以下のように、DB、ElasticSearch、Redisとの接続をチェックするエンドポイントにしました。
import { prismaClients } from './clients/prisma'
import { elasticSearchClients } from './clients/elasticSearch'
import { redisClients } from './clients/redis'
// only check that the backend and the service are connected
const checkDb = async () => {
await prismaClients.users.findFirst()
}
const checkElasticSearch = async () => {
await elasticSearchClients.searchUser('dummy')
}
const checkRedis = async () => {
await redisClients.get('dummy')
}
router.get('/health', async (_req, res) => {
await Promise.all([checkDb(), checkElasticSearch(), checkRedis()])
res.status(200).send('All probe passed')
})
設定の考え方
最終的に以下の設定にしました。
spec:
template:
spec:
containers:
startupProbe:
timeoutSeconds: 1
periodSeconds: 1
failureThreshold: 100
httpGet:
path: /health
port: 8080
livenessProbe:
timeoutSeconds: 60
periodSeconds: 60
failureThreshold: 3
httpGet:
path: /health
port: 8080
環境や構成により設定値はもちろん変わりますが、以下をベースに決めると良いです。
起動プローブ(startupProbe)
initialDelay
はゼロが良いと思います。
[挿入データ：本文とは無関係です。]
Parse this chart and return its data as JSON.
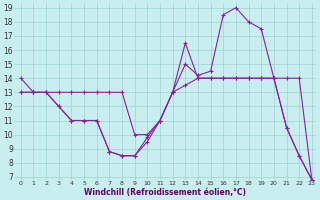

これはチェックを始めるまでの待機時間で、アプリケーションが起動に要する時間を設定すると良さそうですが、たとえば15秒に設定したとして、その後誰かが劇的に起動時間を改善してくれたとしても15秒待機してしまうのでこれはゼロで良いと思います。
チェック間隔のperiodSeconds
や失敗とみなすまでのリトライ回数failureThreshold
を使って、これ以上かかると起動失敗と判断しても良い時間を設定しましょう。
ライブネスプローブ(livenessProbe)
厳しく設定するとヘルシーなコンテナだけでアプリケーションを構成できますが、あまりに厳しいと重い処理中のヘルスチェックでtimeoutSeconds
を連続で超えてしまいコンテナがシャットダウンしてしまうので、チューニングして適切な値を設定しましょう。
チューニング
導入当初は起動プローブのinitialDelay
をゼロより大きくしていたので導入前と比べコンテナのスタートアップ時間が増えてしまったり、ライブネスプローブを厳しくしすぎて別のリクエスト処理中にコンテナがシャットダウンしてしまったりと、何度かチューニングして現在に至ります。
エンドポイントのアクセス制御
ヘルスチェックだけに使うエンドポイントのため、外部からのリクエストはWAFで拒否して不要な課金を抑えています。ちなみにuptime checksを使ってチェックしていた時は、GoogleからのIPアドレスかどうかチェックするミドルウェアを作ってアクセス制御していました。[1]
おわりに
これでヘルシーなコンテナだけでアプリケーションを構成できるようになりました。
改めて、ヘルシーなコンテナとは何だろうと考えてみました。
人間のヘルスチェックでは網羅的な診断項目があり、結果が基準値以内であれば問題なしと判定されるので、コンテナも同じように考えるとパフォーマンスが良い、エラーがない、外部サービスと接続できているとヘルシーと言えます。
診断項目が多いと人の場合も健診センターで待たされるように、コンテナのヘルスチェックに色々詰め込むと時間がかかって起動が遅くなるので、ここではコンテナが依存する外部との接続を確認する程度で、その他は別の手段でチェックするのが良いです。
余談ですが、ゾンビを撃退するだけでなく、ライフサイクルの最期はgraceful shutdownで綺麗にコンテナをシャットダウンしましょう![2]